Now at three months old, Noelle is smiling in response to us, but still doesn’t quite get the novelty of Daddy play. She’ll often cry after soaring over Mike’s head, much to his disappointment she doesn’t yet want to be “Daddy’s hat,” or “Superbaby.” When she is too broken for him to console, he hands her over “to see Momma,” and passes her off to me.  Almost immediately, she stops crying. I know it hurts his feelings, but I’m maybe just a little bit pleased, and then immediately chide myself. She needs her daddy just as much as she needs her momma. Even though she may not realize it yet, she is so lucky to have Mike as her daddy. It’s so easy to critique rather than encourage. Why do I need to check after he changes her, to make sure the diaper’s ruffles are out? Why must I hover while he gives her a bath, and cringe when he dumps water over her head? She is perfectly content. Why do I have to stick my wrist in the water he has prepared for her bath to check the temperature? Why do I need to argue about which is the best method of determining whether she has a fever? The biggest reason is probably because I’m hypercritical of myself. I prepared for motherhood with all of the What to Expect books, Baby Wise, The Womanly Art of Breastfeeding, and several books on what is going on with baby each week. A few books contradict each other, which makes me sit in frustration wondering how and when and IF I should put my baby on a feed-wake-sleep schedule or simply feed at will. If she sleeps through the night, should I worry she isn’t napping enough during the day? Bumpers inside the crib are a suffocation hazard, but isn’t it also hazardous for her to knock her head on one of the poles or get a limb stuck? Do I put her in a sleep sack for nap time? How many baths a week should she have? Are massages really helpful, even though they don’t seem to calm her down? If she needs a “bedtime routine,” is putting on her jammies enough? Am I inhibiting her bone growth by only giving her the Vitamin D drops when I remember, which may only be two or three times a week?

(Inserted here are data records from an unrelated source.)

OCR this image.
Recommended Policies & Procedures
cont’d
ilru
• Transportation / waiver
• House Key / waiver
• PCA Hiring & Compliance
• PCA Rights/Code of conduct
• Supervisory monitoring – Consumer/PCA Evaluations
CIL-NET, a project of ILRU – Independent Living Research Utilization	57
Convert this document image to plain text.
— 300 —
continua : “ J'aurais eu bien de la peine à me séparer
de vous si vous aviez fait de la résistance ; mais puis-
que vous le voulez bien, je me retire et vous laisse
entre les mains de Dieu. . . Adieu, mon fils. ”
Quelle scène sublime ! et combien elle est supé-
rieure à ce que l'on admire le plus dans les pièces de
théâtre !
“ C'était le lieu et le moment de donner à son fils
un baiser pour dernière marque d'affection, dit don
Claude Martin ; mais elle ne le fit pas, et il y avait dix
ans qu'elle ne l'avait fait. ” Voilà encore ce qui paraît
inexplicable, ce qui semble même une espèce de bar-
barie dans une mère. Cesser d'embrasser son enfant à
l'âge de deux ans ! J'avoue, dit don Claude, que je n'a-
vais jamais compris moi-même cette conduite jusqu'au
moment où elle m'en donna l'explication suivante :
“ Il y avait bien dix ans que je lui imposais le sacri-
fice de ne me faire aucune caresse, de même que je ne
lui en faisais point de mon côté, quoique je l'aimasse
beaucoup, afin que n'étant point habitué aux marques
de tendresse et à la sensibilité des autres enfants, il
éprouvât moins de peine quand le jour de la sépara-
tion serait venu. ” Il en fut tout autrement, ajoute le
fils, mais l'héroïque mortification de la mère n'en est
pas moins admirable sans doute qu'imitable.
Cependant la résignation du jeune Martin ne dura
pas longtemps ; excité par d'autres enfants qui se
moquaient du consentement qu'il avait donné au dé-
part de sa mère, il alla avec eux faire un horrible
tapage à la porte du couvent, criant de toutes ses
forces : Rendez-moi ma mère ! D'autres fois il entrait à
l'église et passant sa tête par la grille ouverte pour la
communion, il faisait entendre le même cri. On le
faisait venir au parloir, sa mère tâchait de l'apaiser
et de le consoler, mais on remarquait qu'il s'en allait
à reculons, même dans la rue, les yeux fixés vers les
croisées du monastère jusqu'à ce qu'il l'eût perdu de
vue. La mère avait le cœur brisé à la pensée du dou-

It’s so easy to fall into the trap in thinking I’m failing her as a mother. Some days if she cries more than smiles, I feel utterly defeated. She’s growing, learning, eating, and sleeping (at least at night) all really well, so I guess I’m not failing. I just wish I could hear from her that we are both doing okay. She can’t talk yet to tell me, so I’ll settle for those belly giggles as she falls asleep on her way to Neverland.